The Mossmouth team has done so out of a desire to recreate a classic gaming experience, carefully striving to stay within the 1980s-era limits and aesthetics. The games thus share a single proprietary 32-color palette, and ‘are purposefully built to not flicker or have slowdown,’ according to the game’s FAQ. The aim from the earliest planning stages was to replicate the limitations and aesthetics of late-1980s game development.
What really stands out about UFO 50 beyond its sheer size, though, is its diversity. The compilation offers a wide range of genres, from platformer, role-playing, roguelite and shoot-em-up to third-person fighting – each with a standalone narrative, gameplay and art style that evolves throughout in tandem with game development from the early to late ’80s. Anyone who liked any of those games should like at least one of the experiences UFO 50 has to offer, be it single-player or multiplayer.
Apart from that, what sets UFO 50 apart, and what is a welcome inclusion in half the collection, is the multiplayer function: that games can be shared, connecting to a communal ethos at the core of much of the original computing entertainment that inspired these games, while also breaking new ground by allowing you to explore these neo-retro worlds together, sharing past and forging a common future.
Even if you were to dismiss UFO 50 as a series of 50 games, it is still definitely more. The conceit of the meta-narrative that binds the 50 varied experience into a coherent work means that UFO 50 is already a meta-game in itself. This sheer level of detail, beyond a homage to classic gaming, is what makes UFO 50 into a rich, interactive alternative video game history.

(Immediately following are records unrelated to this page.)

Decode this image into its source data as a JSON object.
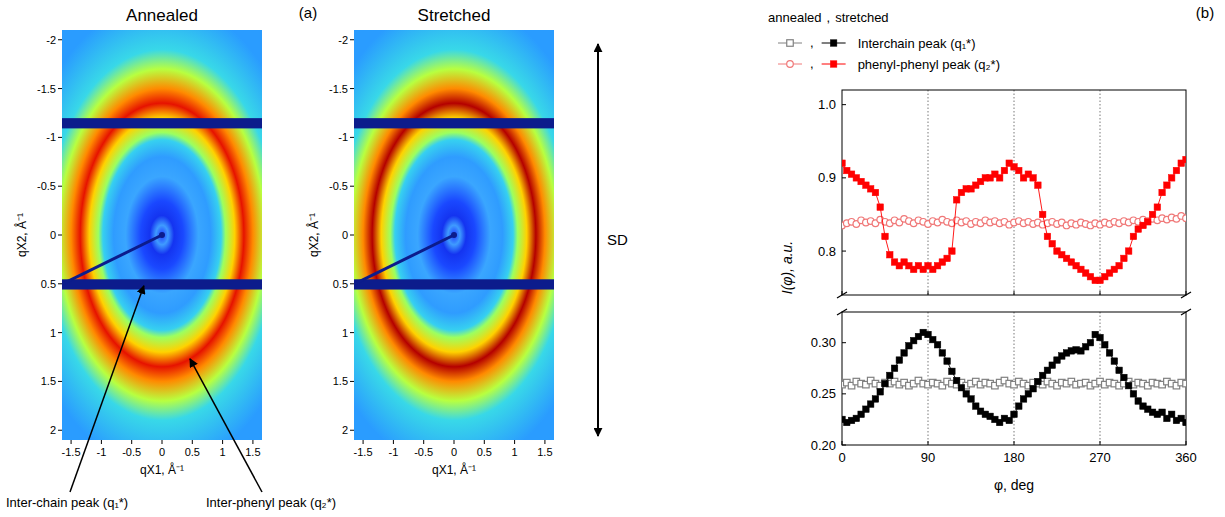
{
  "figure": {
    "panel_labels": [
      "(a)",
      "(b)"
    ],
    "direction_label": "SD",
    "annotations": [
      "Inter-chain peak (q₁*)",
      "Inter-phenyl peak (q₂*)"
    ]
  },
  "chart_data": [
    {
      "type": "heatmap",
      "title": "Annealed",
      "xlabel": "qX1, Å⁻¹",
      "ylabel": "qX2, Å⁻¹",
      "xlim": [
        -1.65,
        1.65
      ],
      "ylim": [
        2.1,
        -2.1
      ],
      "xticks": [
        -1.5,
        -1,
        -0.5,
        0,
        0.5,
        1,
        1.5
      ],
      "yticks": [
        -2,
        -1.5,
        -1,
        -0.5,
        0,
        0.5,
        1,
        1.5,
        2
      ],
      "ring_q": [
        0.6,
        1.35
      ]
    },
    {
      "type": "heatmap",
      "title": "Stretched",
      "xlabel": "qX1, Å⁻¹",
      "ylabel": "qX2, Å⁻¹",
      "xlim": [
        -1.65,
        1.65
      ],
      "ylim": [
        2.1,
        -2.1
      ],
      "xticks": [
        -1.5,
        -1,
        -0.5,
        0,
        0.5,
        1,
        1.5
      ],
      "yticks": [
        -2,
        -1.5,
        -1,
        -0.5,
        0,
        0.5,
        1,
        1.5,
        2
      ],
      "ring_q": [
        0.6,
        1.35
      ]
    },
    {
      "type": "line",
      "tick_labels": "y",
      "grid": true,
      "xlim": [
        0,
        360
      ],
      "ylim": [
        0.74,
        1.02
      ],
      "xticks": [
        0,
        90,
        180,
        270,
        360
      ],
      "yticks": [
        0.8,
        0.9,
        {
          "value": 1,
          "label": "1.0"
        }
      ],
      "legend_label": "phenyl-phenyl peak (q₂*)",
      "x": [
        0,
        5,
        10,
        15,
        20,
        25,
        30,
        35,
        40,
        45,
        50,
        55,
        60,
        65,
        70,
        75,
        80,
        85,
        90,
        95,
        100,
        105,
        110,
        115,
        120,
        125,
        130,
        135,
        140,
        145,
        150,
        155,
        160,
        165,
        170,
        175,
        180,
        185,
        190,
        195,
        200,
        205,
        210,
        215,
        220,
        225,
        230,
        235,
        240,
        245,
        250,
        255,
        260,
        265,
        270,
        275,
        280,
        285,
        290,
        295,
        300,
        305,
        310,
        315,
        320,
        325,
        330,
        335,
        340,
        345,
        350,
        355,
        360
      ],
      "series": [
        {
          "color": "#f07878",
          "marker": "open-circle",
          "line_style": "solid",
          "values": [
            0.835,
            0.838,
            0.84,
            0.837,
            0.842,
            0.839,
            0.841,
            0.838,
            0.843,
            0.84,
            0.838,
            0.842,
            0.839,
            0.844,
            0.841,
            0.838,
            0.842,
            0.84,
            0.837,
            0.841,
            0.839,
            0.843,
            0.84,
            0.838,
            0.842,
            0.839,
            0.841,
            0.837,
            0.84,
            0.838,
            0.842,
            0.839,
            0.841,
            0.838,
            0.84,
            0.836,
            0.839,
            0.841,
            0.838,
            0.84,
            0.837,
            0.839,
            0.836,
            0.838,
            0.84,
            0.837,
            0.839,
            0.835,
            0.838,
            0.836,
            0.839,
            0.837,
            0.835,
            0.838,
            0.836,
            0.839,
            0.837,
            0.84,
            0.838,
            0.841,
            0.839,
            0.842,
            0.84,
            0.843,
            0.841,
            0.844,
            0.842,
            0.845,
            0.843,
            0.846,
            0.844,
            0.848,
            0.845
          ]
        },
        {
          "color": "#ff0000",
          "marker": "square",
          "line_style": "solid",
          "values": [
            0.92,
            0.91,
            0.905,
            0.9,
            0.895,
            0.89,
            0.885,
            0.88,
            0.86,
            0.82,
            0.795,
            0.785,
            0.78,
            0.785,
            0.78,
            0.775,
            0.78,
            0.775,
            0.78,
            0.775,
            0.78,
            0.785,
            0.79,
            0.8,
            0.87,
            0.88,
            0.885,
            0.885,
            0.89,
            0.895,
            0.9,
            0.9,
            0.905,
            0.9,
            0.91,
            0.92,
            0.915,
            0.91,
            0.9,
            0.905,
            0.9,
            0.89,
            0.85,
            0.82,
            0.81,
            0.8,
            0.795,
            0.79,
            0.785,
            0.78,
            0.775,
            0.77,
            0.765,
            0.76,
            0.76,
            0.765,
            0.77,
            0.775,
            0.78,
            0.79,
            0.8,
            0.82,
            0.83,
            0.835,
            0.84,
            0.85,
            0.86,
            0.88,
            0.89,
            0.9,
            0.91,
            0.92,
            0.925
          ]
        }
      ]
    },
    {
      "type": "line",
      "grid": true,
      "legend": "top",
      "xlabel": "φ, deg",
      "ylabel": "I(φ), a.u.",
      "xlim": [
        0,
        360
      ],
      "ylim": [
        0.2,
        0.33
      ],
      "xticks": [
        0,
        90,
        180,
        270,
        360
      ],
      "yticks": [
        {
          "value": 0.2,
          "label": "0.20"
        },
        0.25,
        {
          "value": 0.3,
          "label": "0.30"
        }
      ],
      "legend_label": "Interchain peak (q₁*)",
      "legend_separator": ",",
      "x": [
        0,
        5,
        10,
        15,
        20,
        25,
        30,
        35,
        40,
        45,
        50,
        55,
        60,
        65,
        70,
        75,
        80,
        85,
        90,
        95,
        100,
        105,
        110,
        115,
        120,
        125,
        130,
        135,
        140,
        145,
        150,
        155,
        160,
        165,
        170,
        175,
        180,
        185,
        190,
        195,
        200,
        205,
        210,
        215,
        220,
        225,
        230,
        235,
        240,
        245,
        250,
        255,
        260,
        265,
        270,
        275,
        280,
        285,
        290,
        295,
        300,
        305,
        310,
        315,
        320,
        325,
        330,
        335,
        340,
        345,
        350,
        355,
        360
      ],
      "series": [
        {
          "name": "annealed",
          "color": "#808080",
          "marker": "open-square",
          "line_style": "solid",
          "values": [
            0.259,
            0.261,
            0.258,
            0.262,
            0.26,
            0.259,
            0.263,
            0.26,
            0.258,
            0.261,
            0.26,
            0.262,
            0.259,
            0.261,
            0.258,
            0.26,
            0.263,
            0.26,
            0.259,
            0.261,
            0.26,
            0.258,
            0.262,
            0.26,
            0.259,
            0.261,
            0.258,
            0.26,
            0.262,
            0.259,
            0.261,
            0.26,
            0.258,
            0.261,
            0.263,
            0.26,
            0.259,
            0.262,
            0.26,
            0.258,
            0.261,
            0.26,
            0.259,
            0.262,
            0.26,
            0.258,
            0.261,
            0.26,
            0.262,
            0.259,
            0.26,
            0.261,
            0.258,
            0.26,
            0.262,
            0.259,
            0.261,
            0.26,
            0.258,
            0.26,
            0.262,
            0.259,
            0.261,
            0.26,
            0.258,
            0.261,
            0.26,
            0.259,
            0.262,
            0.26,
            0.258,
            0.261,
            0.26
          ]
        },
        {
          "name": "stretched",
          "color": "#000000",
          "marker": "square",
          "line_style": "solid",
          "values": [
            0.225,
            0.222,
            0.224,
            0.226,
            0.23,
            0.235,
            0.24,
            0.245,
            0.252,
            0.26,
            0.268,
            0.275,
            0.283,
            0.29,
            0.297,
            0.302,
            0.306,
            0.31,
            0.308,
            0.303,
            0.298,
            0.29,
            0.282,
            0.272,
            0.263,
            0.256,
            0.25,
            0.245,
            0.238,
            0.233,
            0.23,
            0.228,
            0.225,
            0.222,
            0.226,
            0.224,
            0.23,
            0.238,
            0.245,
            0.25,
            0.255,
            0.262,
            0.268,
            0.273,
            0.278,
            0.283,
            0.287,
            0.29,
            0.292,
            0.293,
            0.292,
            0.296,
            0.3,
            0.308,
            0.305,
            0.298,
            0.29,
            0.282,
            0.273,
            0.266,
            0.258,
            0.25,
            0.243,
            0.238,
            0.235,
            0.232,
            0.23,
            0.232,
            0.226,
            0.23,
            0.224,
            0.226,
            0.222
          ]
        }
      ]
    }
  ]
}
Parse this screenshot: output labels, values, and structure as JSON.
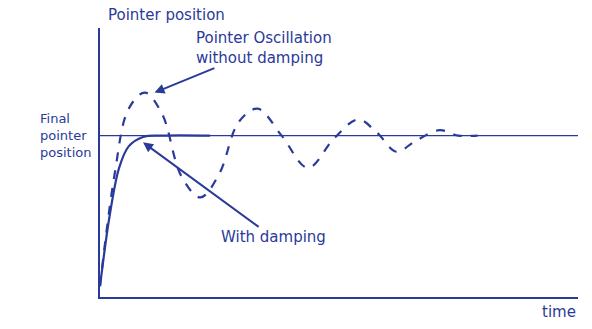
{
  "chart_data": {
    "type": "line",
    "x_label": "time",
    "y_label": "Pointer position",
    "xlim": [
      0,
      10
    ],
    "ylim": [
      0,
      10
    ],
    "tick_labels": false,
    "grid": false,
    "final_position": 6,
    "final_label": "Final pointer position",
    "series": [
      {
        "name": "Pointer Oscillation without damping",
        "color": "#2a3a9a",
        "line_style": "dashed",
        "x": [
          0,
          0.3,
          0.6,
          0.94,
          1.3,
          1.7,
          2.1,
          2.5,
          2.9,
          3.3,
          3.8,
          4.35,
          4.9,
          5.4,
          5.8,
          6.2,
          6.6,
          7.1,
          7.5,
          7.9
        ],
        "values": [
          0.4,
          4.5,
          7.0,
          7.6,
          6.8,
          4.5,
          3.7,
          4.6,
          6.5,
          7.0,
          6.0,
          4.8,
          5.9,
          6.6,
          6.1,
          5.4,
          5.8,
          6.2,
          6.0,
          6.0
        ]
      },
      {
        "name": "With damping",
        "color": "#2a3a9a",
        "line_style": "solid",
        "x": [
          0,
          0.2,
          0.4,
          0.6,
          0.9,
          1.3,
          2.3
        ],
        "values": [
          0.4,
          3.0,
          4.8,
          5.6,
          5.95,
          6.0,
          6.0
        ]
      }
    ]
  }
}
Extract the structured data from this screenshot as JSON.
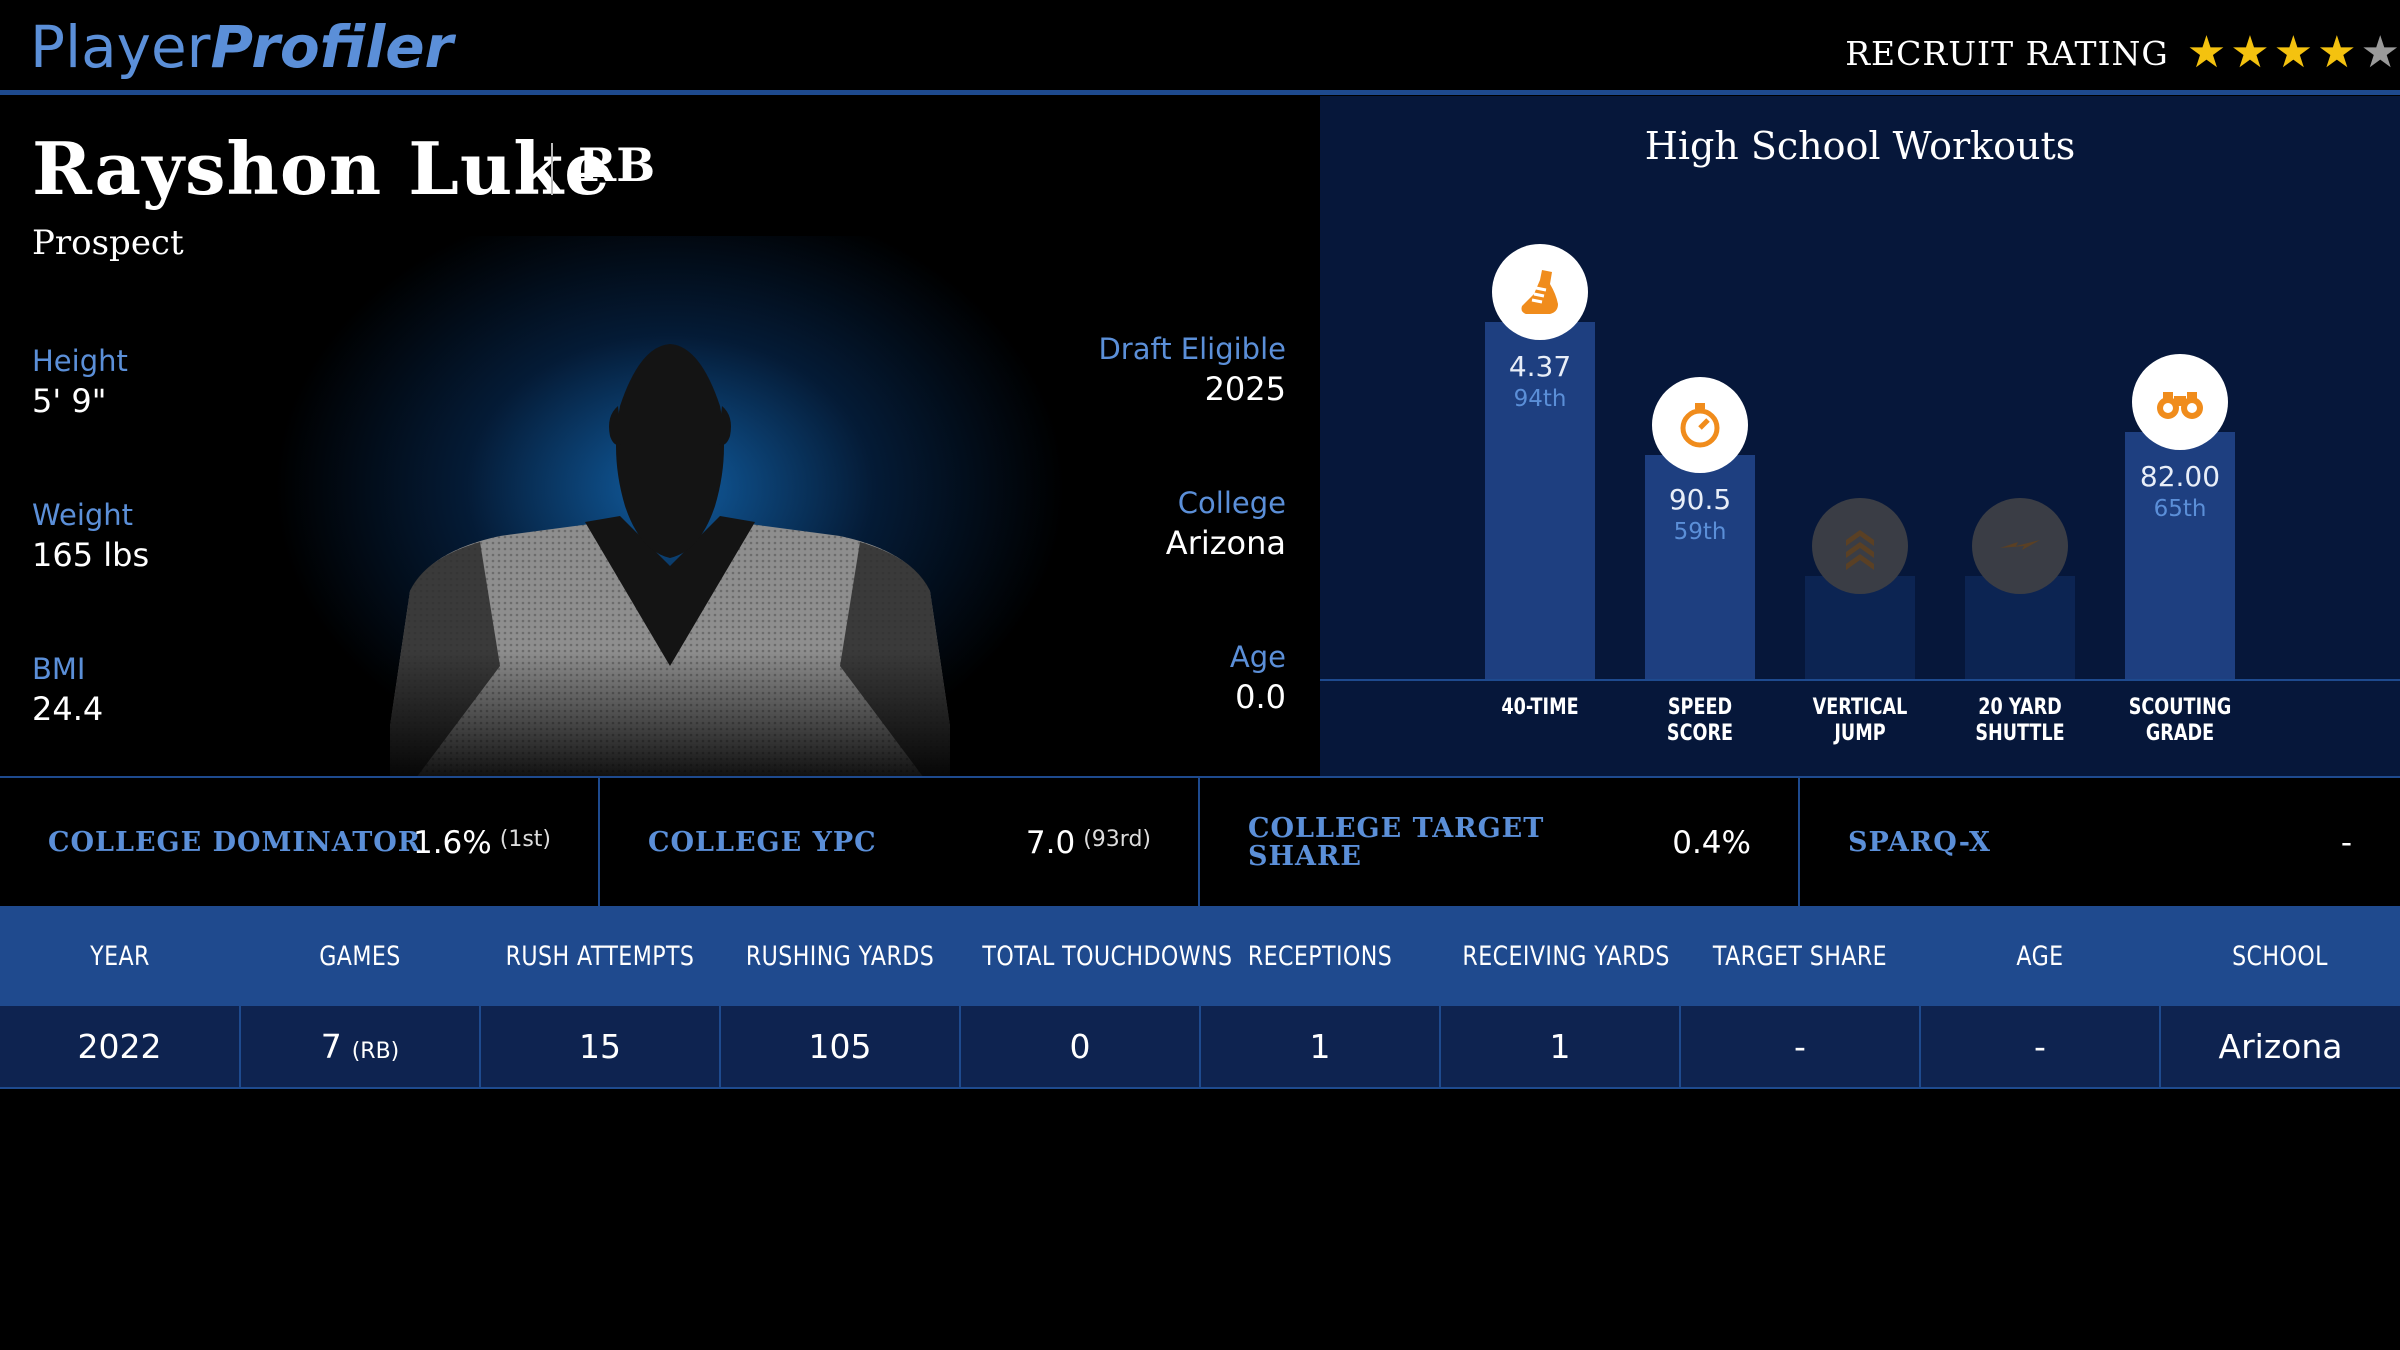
{
  "header": {
    "logo_part1": "Player",
    "logo_part2": "Profiler",
    "rating_label": "RECRUIT RATING",
    "rating_value": 4,
    "rating_max": 5,
    "star_color": "#f4c20f"
  },
  "player": {
    "name": "Rayshon Luke",
    "position": "RB",
    "status": "Prospect",
    "height_label": "Height",
    "height": "5' 9\"",
    "weight_label": "Weight",
    "weight": "165 lbs",
    "bmi_label": "BMI",
    "bmi": "24.4",
    "draft_label": "Draft Eligible",
    "draft_year": "2025",
    "college_label": "College",
    "college": "Arizona",
    "age_label": "Age",
    "age": "0.0"
  },
  "workouts": {
    "title": "High School Workouts",
    "items": [
      {
        "name_line1": "40-TIME",
        "name_line2": "",
        "value": "4.37",
        "percentile": "94th",
        "percentile_value": 94,
        "icon": "shoe-icon",
        "active": true
      },
      {
        "name_line1": "SPEED",
        "name_line2": "SCORE",
        "value": "90.5",
        "percentile": "59th",
        "percentile_value": 59,
        "icon": "stopwatch-icon",
        "active": true
      },
      {
        "name_line1": "VERTICAL",
        "name_line2": "JUMP",
        "value": "",
        "percentile": "",
        "percentile_value": 27,
        "icon": "chevrons-up-icon",
        "active": false
      },
      {
        "name_line1": "20 YARD",
        "name_line2": "SHUTTLE",
        "value": "",
        "percentile": "",
        "percentile_value": 27,
        "icon": "lightning-icon",
        "active": false
      },
      {
        "name_line1": "SCOUTING",
        "name_line2": "GRADE",
        "value": "82.00",
        "percentile": "65th",
        "percentile_value": 65,
        "icon": "binoculars-icon",
        "active": true
      }
    ]
  },
  "metrics": [
    {
      "label": "COLLEGE DOMINATOR",
      "value": "1.6%",
      "rank": "(1st)"
    },
    {
      "label": "COLLEGE YPC",
      "value": "7.0",
      "rank": "(93rd)"
    },
    {
      "label_line1": "COLLEGE TARGET",
      "label_line2": "SHARE",
      "value": "0.4%",
      "rank": ""
    },
    {
      "label": "SPARQ-X",
      "value": "-",
      "rank": ""
    }
  ],
  "table": {
    "headers": [
      "YEAR",
      "GAMES",
      "RUSH ATTEMPTS",
      "RUSHING YARDS",
      "TOTAL TOUCHDOWNS",
      "RECEPTIONS",
      "RECEIVING YARDS",
      "TARGET SHARE",
      "AGE",
      "SCHOOL"
    ],
    "rows": [
      {
        "year": "2022",
        "games": "7",
        "games_pos": "(RB)",
        "rush_attempts": "15",
        "rushing_yards": "105",
        "total_touchdowns": "0",
        "receptions": "1",
        "receiving_yards": "1",
        "target_share": "-",
        "age": "-",
        "school": "Arizona"
      }
    ]
  },
  "colors": {
    "accent": "#5b8fd8",
    "bar": "#1e3f80",
    "panel": "#06173a",
    "table_header": "#1f4a8e",
    "table_row": "#0e2350"
  }
}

Amid a gaming landscape that is increasingly being critiqued for its focus on remakes and sequels, a light, a banner, an indie game called UFO 50: the remake. In a world where indie titles are always applauded for taking risks and starting from scratch, Mossmouth is reclaiming parts of the past, taking guts from old games and bringing them into the future in an incredibly unique way.
Greatness in gaming is measured by the word ‘classic’, and not by mere age or era. Classic games are those that, regardless of the limitations of their outdated technical specifications (or the age of the consoles they debuted on), retain the undying ability to charm playability, narrative and creativity onto the players. In a story arc that’s about to drag UFO 50 into the classic ranks, the pure thrill of playing (and having the chance to play, for the first time, with new generations of players) will be shared by publishers, gamers and all those who have for years believed that the classics should always have a home in our digital hearts.